What could possibly go wrong: 

Likely to go wrong: Your character spills the chamber pot as they try to empty it. Maybe it spills in the home, tips onto their shoes, or is spilled onto someone else. 

Likely to go wrong: Your character’s young boy is like all young boys and misses the chamber pot. Sometimes parents find the entire wall behind to be peed on instead. 

Possible to go wrong: we do not empty The chamber pot in a timely manner and overflows. Depending on how big the pot is will determine how long it takes to fill and overflow. 

Possible to go wrong: Depending on how many people live in your character’s home, there could be a line to use the chamber pot, just as people have to use the modern bathrooms today. 

Possible to go wrong: Your character helped with a bedpan, which was not placed correctly, causing them to wet the bed instead of the bedpan. 

Unlikely to go wrong: Your character trips and falls while taking out the chamber pot, spilling it. This could be spilled on them and anything close by. 

Unlikely to go wrong: Your character or their child uses a chamber pot you squat over, and they miss while going poo, making a mess. This would be awful if they had diarrhea. 

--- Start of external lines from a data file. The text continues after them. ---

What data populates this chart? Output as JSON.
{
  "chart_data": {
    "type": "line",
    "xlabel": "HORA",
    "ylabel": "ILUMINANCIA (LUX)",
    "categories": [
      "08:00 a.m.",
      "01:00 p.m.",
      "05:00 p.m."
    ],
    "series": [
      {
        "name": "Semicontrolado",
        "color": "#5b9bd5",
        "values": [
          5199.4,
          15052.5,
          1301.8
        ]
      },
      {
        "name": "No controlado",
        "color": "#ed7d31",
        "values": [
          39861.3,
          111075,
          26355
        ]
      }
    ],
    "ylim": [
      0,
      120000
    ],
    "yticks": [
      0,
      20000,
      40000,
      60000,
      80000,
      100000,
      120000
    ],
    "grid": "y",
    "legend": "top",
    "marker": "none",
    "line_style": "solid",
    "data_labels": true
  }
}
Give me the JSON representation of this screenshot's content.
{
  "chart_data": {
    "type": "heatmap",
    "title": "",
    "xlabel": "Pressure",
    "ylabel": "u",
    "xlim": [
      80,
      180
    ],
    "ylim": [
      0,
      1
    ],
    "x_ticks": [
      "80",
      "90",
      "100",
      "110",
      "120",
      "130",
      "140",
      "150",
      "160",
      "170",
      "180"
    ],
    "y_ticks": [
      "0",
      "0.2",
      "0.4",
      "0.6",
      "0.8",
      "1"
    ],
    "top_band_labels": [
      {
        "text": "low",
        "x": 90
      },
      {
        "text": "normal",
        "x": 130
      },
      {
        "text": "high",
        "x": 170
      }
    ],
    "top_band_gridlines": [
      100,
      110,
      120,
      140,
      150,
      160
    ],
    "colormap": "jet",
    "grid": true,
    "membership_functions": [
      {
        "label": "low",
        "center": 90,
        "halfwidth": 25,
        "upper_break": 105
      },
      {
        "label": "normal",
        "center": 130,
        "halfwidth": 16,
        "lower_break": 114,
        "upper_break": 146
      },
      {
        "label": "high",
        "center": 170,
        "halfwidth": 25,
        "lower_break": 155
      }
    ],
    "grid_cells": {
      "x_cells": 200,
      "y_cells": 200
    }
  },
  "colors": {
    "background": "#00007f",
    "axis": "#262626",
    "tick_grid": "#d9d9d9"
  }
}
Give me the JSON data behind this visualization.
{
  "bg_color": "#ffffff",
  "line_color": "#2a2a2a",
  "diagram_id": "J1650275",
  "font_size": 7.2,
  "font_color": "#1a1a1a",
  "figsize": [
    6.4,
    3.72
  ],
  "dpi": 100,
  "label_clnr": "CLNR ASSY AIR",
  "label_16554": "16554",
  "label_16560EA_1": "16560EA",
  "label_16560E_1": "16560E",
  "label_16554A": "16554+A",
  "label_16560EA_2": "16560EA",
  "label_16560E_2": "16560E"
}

Improbable but technically still in the realm of possibilities: The chamber pot breaks because of its weight. This would most likely be with a cracked or a very old and brittle pot. 

Improbable but technically still in the realm of possibilities: Your character mistook the chamber pot for a gravy bowl and ate gravy out of it. This is most likely to happen in a modern era, with mismarkings at an antique shop. I really hope it was washed first!